Le Sénat a été saisi au titre de l'article 88-4 de la Constitution de deux textes visant à créer un instrument financier communautaire destiné à permettre le développement du microcrédit à l'échelle de l'Union. A l'instar de la révision des critères d'intervention du Fonds d'ajustement à la mondialisation, ce nouvel outil s'inscrit dans le cadre de la réponse européenne à la crise économique et financière. Cette innovation apparaît d'autant plus importante que l'on dépasse ici le caractère macro-économique traditionnellement attaché à l'intervention européenne. Le microcrédit vise des objectifs autant économiques que sociaux et peut ainsi constituer une mesure concrète de réponse à la crise.

Dans un premier temps, permettez-moi de vous dresser un bref état des lieux du microcrédit en Europe.

Si la Commission propose une définition standard du microcrédit (prêt d'un montant inférieur à 25 000 euros) et de la micro-entreprise (entreprise de moins de dix personnes dont le total du bilan annuel n'excède pas 2 millions d'euros), le microcrédit correspond à des réalités différentes de part et d'autre de l'Union européenne. Les anciens États membres privilégient ainsi une approche sociale, les demandeurs étant le plus souvent des bénéficiaires de minima sociaux, des minorités ou des personnes exclues. En Europe centrale et orientale, les bénéficiaires de micro-financements sont ce que l'on appelle en France des très petites entreprises (TPE), comptant moins de dix salariés. La caractéristique commune à l'ensemble des demandeurs demeure l'absence de possibilité de produire des garanties adéquates auprès des banques. La crise économique et financière a accru la demande de ce type de financement. On observe ainsi que la valeur moyenne des microcrédits accordés était de 7-8000 euros fin 2007, alors qu'elle s'élève désormais à 8-10 000 euros aujourd'hui.

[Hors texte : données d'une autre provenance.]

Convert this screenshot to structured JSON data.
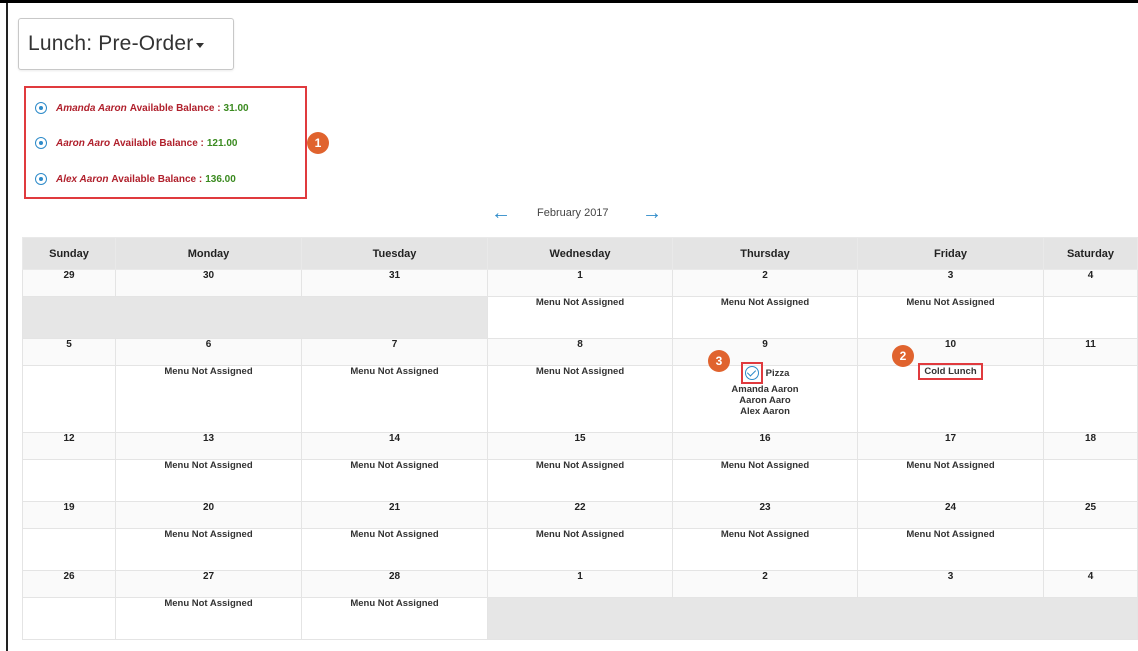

Initialement créé en faveur des pays en voie de développement, je vous rappelle que le microcrédit a été théorisé par Mohammed Yunus, fondateur de la Grameen Bank et Prix Nobel de la paix. Il s'est considérablement développé en Europe à partir de 1992, et, plus particulièrement, en Pologne, en Roumanie, en Slovaquie et en Bulgarie. Différentes formes d'institutions financières les octroient, qu'il s'agisse des réseaux de coopératives d'épargne-crédit (« credit-unions » en anglais) qui représentaient près de 78 % des prêts en 2006, des banques spécialisées (16 %), des institutions non bancaires (5 %) ou des guichets spécialisés des banques commerciales (1 %). Le secteur est, dans ces pays, en plein essor : il a connu une croissance de 67 % par an au début des années 2000.

Si des programmes semblables ont été lancés en France et en Grande-Bretagne dès la fin des années quatre-vingts, ils n'ont pas bénéficié à l'époque du soutien des institutions internationales tel qu'il a pu être apporté au sein des pays d'Europe centrale et orientale. Chaque pays a développé son propre modèle : partenariat entre des associations et des banques en France, intervention directe ou indirecte des Caisses d'épargne espagnoles ou création d'une institution financière publique dédiée en Finlande.

En tant qu'incitation à l'auto-entreprenariat, le microcrédit s'avère être un élément vital pour la croissance économique et la réduction du chômage. Il participe, de fait, des objectifs de la stratégie de Lisbonne. Il convient à cet égard de rappeler que les très petites entreprises constituent la majorité des entreprises en Europe : on en compte aujourd'hui 21 millions. Ce chiffre devrait d'ailleurs encore augmenter dans les années à venir, si l'on en juge par les tendances économiques actuelles. La désindustrialisation et l'apparition de nouveaux types de services utilisant notamment les nouvelles technologies vont en effet dans le sens du développement des très petites entreprises. Tout comme la nécessité de régulariser certaines activités informelles. A l'échelle européenne, on estime aujourd'hui à 7 millions le nombre de ces activités qui pourraient être réintégrées au sein des économies des États membres.

Le développement du secteur des très petites entreprises (TPE) peut, en outre, permettre aux États membres de créer de nouveaux emplois, à l'heure où 9,2 % de la population active de l'Union se trouve au chômage et 78 millions d'européens se situent en dessous du seuil de pauvreté.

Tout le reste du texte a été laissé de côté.